Its close to 3 weeks now since Malindo Air first confirmed that they had suffered a massive data breach affecting millions of it’s passengers’ personal information. Since then, the Airline has published a number up updates in relation to the breach – the last of which was released on the 23rd of September claiming that the breach has been ‘contained’ and two unnamed former employees of its e-commerce provider GoQuo (M) Sdn Bhd had improperly accessed and stole their data.
On the 27th of September, Malindo sent out a similar email to all its customers with no further explanation as to the cause or the severity of the breach. The email only cautioned customers to be wary of any suspicious and unsolicited calls or emails – and reminded them that their passwords have been auto-reset.
What Malindo Air should have done is inform affected customers on the severity of the breach and what kind of remedial action is available to them. They did not. While it is already known that Customer’s personal contact details as well as Passport information was leaked together with their flight booking details – it was assumed that these were limited to only historic flight bookings. Unfortunately, we can now independently confirm that advance flight booking information was also included in the leaked files.
While there is very little risk associated with the historical travel information, advance flight bookings details could be easily misused and manipulated by anyone who has access to the leaked files. This information puts travelers at risk as their future travel details and dates have been leaked out. We’re not even going to get started on the number of Datuk, Datin’s and Tan Sri’s who are on the leaked list who would not be too happy to have their travel privacy exposed. Malindo Air should be notifying all those affected – as the possibility of this information being abused is a lot higher compared to a trivial password auto-reset.
The Real Cause of the Data Breach
Malindo Air, in their last statement have blamed the Data Breach on two ‘unnamed’ ‘former’ employees for improperly accessing and ‘stealing’ the data. While we are fairly certain someone at Malindo Air did make a huge blunder leading to the breach – we’ve got enough reason to believe that the underlying cause was a poorly configured security setting on their Amazon S3 bucket. Amazon’s S3 security settings is something that can be tricky at times and has unfortunately been the reason behind a number of high profile data breaches in the last couple of years (read more here).
While most of the reports on the breach so far have been based off the dumping of 4 files on the darkweb as well as on file sharing platforms, there are about 18 backup files of information that were siphoned off the Amazon S3 bucket that was left open to public access. The bucket in question, which still remains active today (albeit with properly configured security settings) is at https://sunstarcms.s3.amazonaws.com. Sun Star CMS is the name of the e-commerce system utilized by Malindo Air on their online booking site.

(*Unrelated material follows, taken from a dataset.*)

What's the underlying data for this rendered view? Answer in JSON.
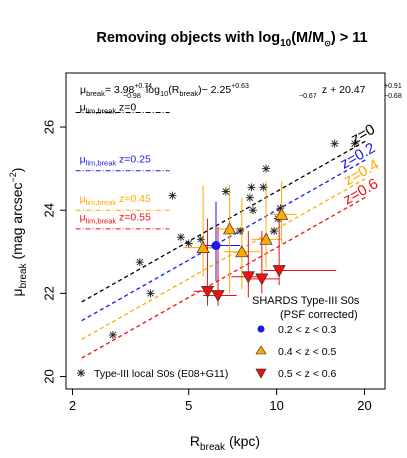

Malindo Air has at this point in time not released any further information as to the contents of the above files, as well as whether login credentials stored in these files were encrypted or not. It is fairly obvious that the backup files containing the Flight and Passenger information was not encrypted. Based on the booking dates present in the backup files, we can also independently confirm that the backup was done sometime between late August and early September 2019. Malindo Air has only confirmed that no payment information were stored in any of the leaked files.
We are hoping that Malindo Air will be taking the necessary steps to inform all affected customers, especially those with upcoming flights to be extra vigilant as their upcoming flight information and travel plans have been leaked in the data breach.